You're mixing up a government and a state here.
Government is what happens any time two or more people get together and agree to abide by a set of rules. As long as they agree, then there is no need for involvement of a third party.
A state is a monopoly on violence and is used to enforce the rules of the government. This works fine so long as the people in power are benevolent. But regimes changes and people are panicky, fickle creatures who sell their freedom all too cheaply.
A constitution is only worth the desire of men to enforce it as sacred and inalienable. If you're starting down this path thinking that "rights" are somehow granted, you're sorely mistaken. They are not "granted" by laws, they are "enumerated" by them.
Rights, by definition exist outside of any law. They are yours because you exist. It is up to you to enforce and defend your rights. When you are able to do this, then you exist as sovereign over your domain and your domain stretches as far as you are able to enforce your rights.

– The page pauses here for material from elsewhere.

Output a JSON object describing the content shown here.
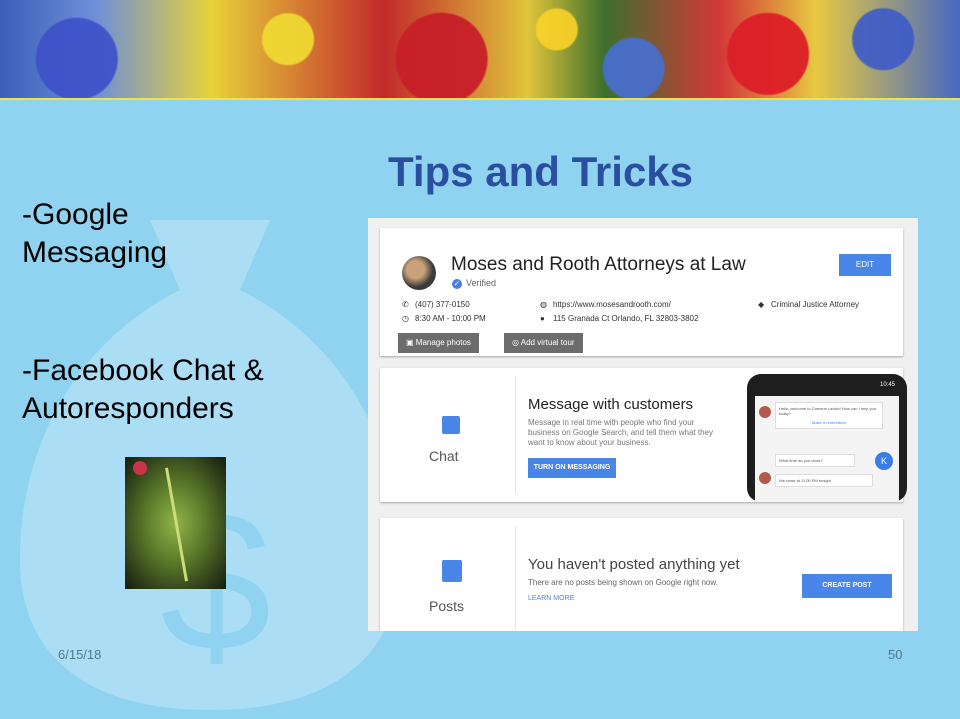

This is why governments are considered sovereign. They are the collective will of the people, so long as the people assert their own rights individually within the government by exercising all their rights at all times and not allowing the collective will of others to deprive them of said rights.
Because if you allow someone else to deprive you of your rights, then you are not sovereign are you?
Does your right to medical care from me exist outside a contract between you and I? If we have a contract and you have paid, do you now have a right to that care?
I think we can see that through contracts rights can be created. You are merely debating whether or not rights exist prior to a contract. I argue the point is moot, people should enter a contract that grants the rights they think they are owed to everyone is who is willing to recognize those rights. Now whether you have rights by virtue of being a live or by contract you are covered.
Rights exist because we exist. But it is the power to assert and manage those rights that determines who is sovereign over their affairs and who is a supplicant.
What I said about a state being a monopoly on violence and a government being the thing that exists when two or more people will it to be, defines the state as sovereign in this context. It will remain sovereign so long as individuals lend it their power and pay it fealty. When that ceases, then the state loses it's mandate, ceases being powerful and is no longer a monopoly on violence as the people reclaim and reassert their rights.
At a more basic level, I have the right to live, so do you. You are not a provider of medical care. Were you one, then yes my right to continue to live is going to be more important to me and mine, than your right to do with your time as you please is to you and yours.
If I can assert that right either through plea or force, then my right is recognized by you. But that doesn't mean it didn't exist prior, just that you were failing to recognize it.
The underlaying problem here is that you have paid fealty to a state which says that you are not sovereign over your financial affairs. The state has taken your money and used it to compensate medical providers to provide medical care for those who are in need.
The state does this because yes, they do have this right and it is even enumerated in some of our most basic principle founding documents. "We hold these truths to be self evident that all men are created equal and have the rights to life, liberty..."
This is a thing you disagree with, but you are not powerful enough to walk away from the society that gave you this money while still holding onto the money, power and prestige that society gave you by acknowledging your rights.
It sounds like you believe that your right to money you earned , exceeds the right to life of the indigent. Yet you choose to continue in a society that disagrees with you on this point. You have to ask yourself why you would do that, rather than asserting your rights and becoming active at changing the balance of power back to the side of the powerful from the side of the weak?
Contracts can NEVER create a RIGHT. They can enumerate the terms of agreement. Some of those terms are requirements that each side acknowledge the rights of the other.
Contracts are a reference to go off from when there is a disagreement. What you're calling a right, is just a term of agreement and it only applies so long as the parties agree to those terms.
You are correct that when parties disagree, they need an arbiter. Your system works so long as all parties agree to the terms of either the contract, or the implicit social contract which is created by participating in the society.
But rights do exist outside of that construct. It mostly matters who has the strength and determination to ensure those rights are respected.
I'm going to ask you to consider that all rights must be mutual and both parties must have the ability to grant the other party said right. If you are not a doctor then you do not have the ability to grant a mutual right of medical care.
Like I pointed out in the right to food debate: can two people who have no food enter a contract that grants each other the right to food? This this right to food exist by virtue of them being human? Do they have this right in the desert?
Would you sign a contract that grants me a right to food whether or not I provide you food or compensation? Would you open that contract up to anyone who wanted to sign it with you?
See the contradiction there, "Rights" are only yours if you can "Enforce" them... this is a law of the jungle.
A contract is a means of enforcing your rights. You recognize that your fellow man also wants the same thing you want and thus you agree where the boundary is. Without this agreement you are left to fight to establish your rights.
Why?
In what way was that not clear? Sorry I'm fighting a massive toothache, it's slowing me down.
I was asking for a why, not a restatement of assumptions.
Good luck with the toothache, hope it's fixable.